If you have a question about what someone’s pronouns mean, it may be OK to ask a follow-up question, but be mindful of the setting. They may feel it’s inappropriate for you to ask in an all-hands meeting, for example, but be open to discussing it privately. There are also a wealth of resources online (like this guide from Out & Equal) that you can turn to if you want to learn more about pronouns, the gender spectrum, and other LGBTQ+ issues.
This may take some getting used to. But your efforts will not go unnoticed by employees and candidates.
“I feel very seen when people ask me for my pronouns, and even more so when people call me by my pronouns,” says the professional working in academia, noting that they have faced harassment in the workplace for requesting that people use the correct pronouns.
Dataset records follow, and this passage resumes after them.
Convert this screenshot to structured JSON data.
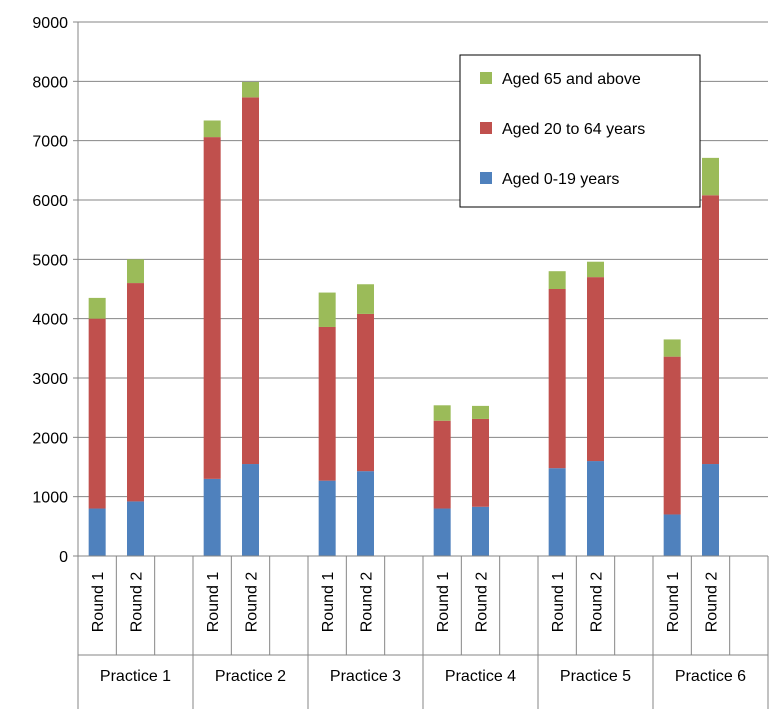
{
  "chart_data": {
    "type": "bar",
    "stacked": true,
    "ylim": [
      0,
      9000
    ],
    "yticks": [
      0,
      1000,
      2000,
      3000,
      4000,
      5000,
      6000,
      7000,
      8000,
      9000
    ],
    "grid": true,
    "legend_position": "top-right",
    "groups": [
      {
        "label": "Practice 1",
        "rounds": [
          "Round 1",
          "Round 2"
        ]
      },
      {
        "label": "Practice 2",
        "rounds": [
          "Round 1",
          "Round 2"
        ]
      },
      {
        "label": "Practice 3",
        "rounds": [
          "Round 1",
          "Round 2"
        ]
      },
      {
        "label": "Practice 4",
        "rounds": [
          "Round 1",
          "Round 2"
        ]
      },
      {
        "label": "Practice 5",
        "rounds": [
          "Round 1",
          "Round 2"
        ]
      },
      {
        "label": "Practice 6",
        "rounds": [
          "Round 1",
          "Round 2"
        ]
      }
    ],
    "series": [
      {
        "name": "Aged 0-19 years",
        "color": "#4f81bd",
        "values": [
          800,
          920,
          1300,
          1550,
          1270,
          1430,
          800,
          830,
          1480,
          1600,
          700,
          1550
        ]
      },
      {
        "name": "Aged 20 to 64 years",
        "color": "#c0504d",
        "values": [
          3200,
          3680,
          5760,
          6180,
          2590,
          2650,
          1480,
          1480,
          3020,
          3100,
          2660,
          4530
        ]
      },
      {
        "name": "Aged 65 and above",
        "color": "#9bbb59",
        "values": [
          350,
          400,
          280,
          260,
          580,
          500,
          260,
          220,
          300,
          260,
          290,
          630
        ]
      }
    ]
  }
}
For the professional working in publishing, interviewing as their authentic self for the first time has been an empowering experience.
“I feel much more confident talking through my projects and responsibilities,” they explain. “Being identified and addressed by my preferred pronouns also signals to me as an interviewee that this is a company where I am less likely to experience discrimination for my gender presentation or, if it occurs, a company where I will have a supportive HR staff or supervising manager to advocate for me.”
This analysis considers the most common user-defined pronouns on LinkedIn, i.e., customized pronouns that members inputted themselves, rather than selecting a preset option, where available, like she/her or he/him. For the purpose of aggregating the most common pronouns, those with the same order of pronouns were counted together. For example, user-defined pronouns she/they, she/her/they/them, and she/her/they are all counted under she/they. However, since the order of pronouns may reflect a preference, pronoun sets such as she/they and they/she are counted separately. The pronouns from users who wrote the words any or any pronouns were counted collectively under any pronouns.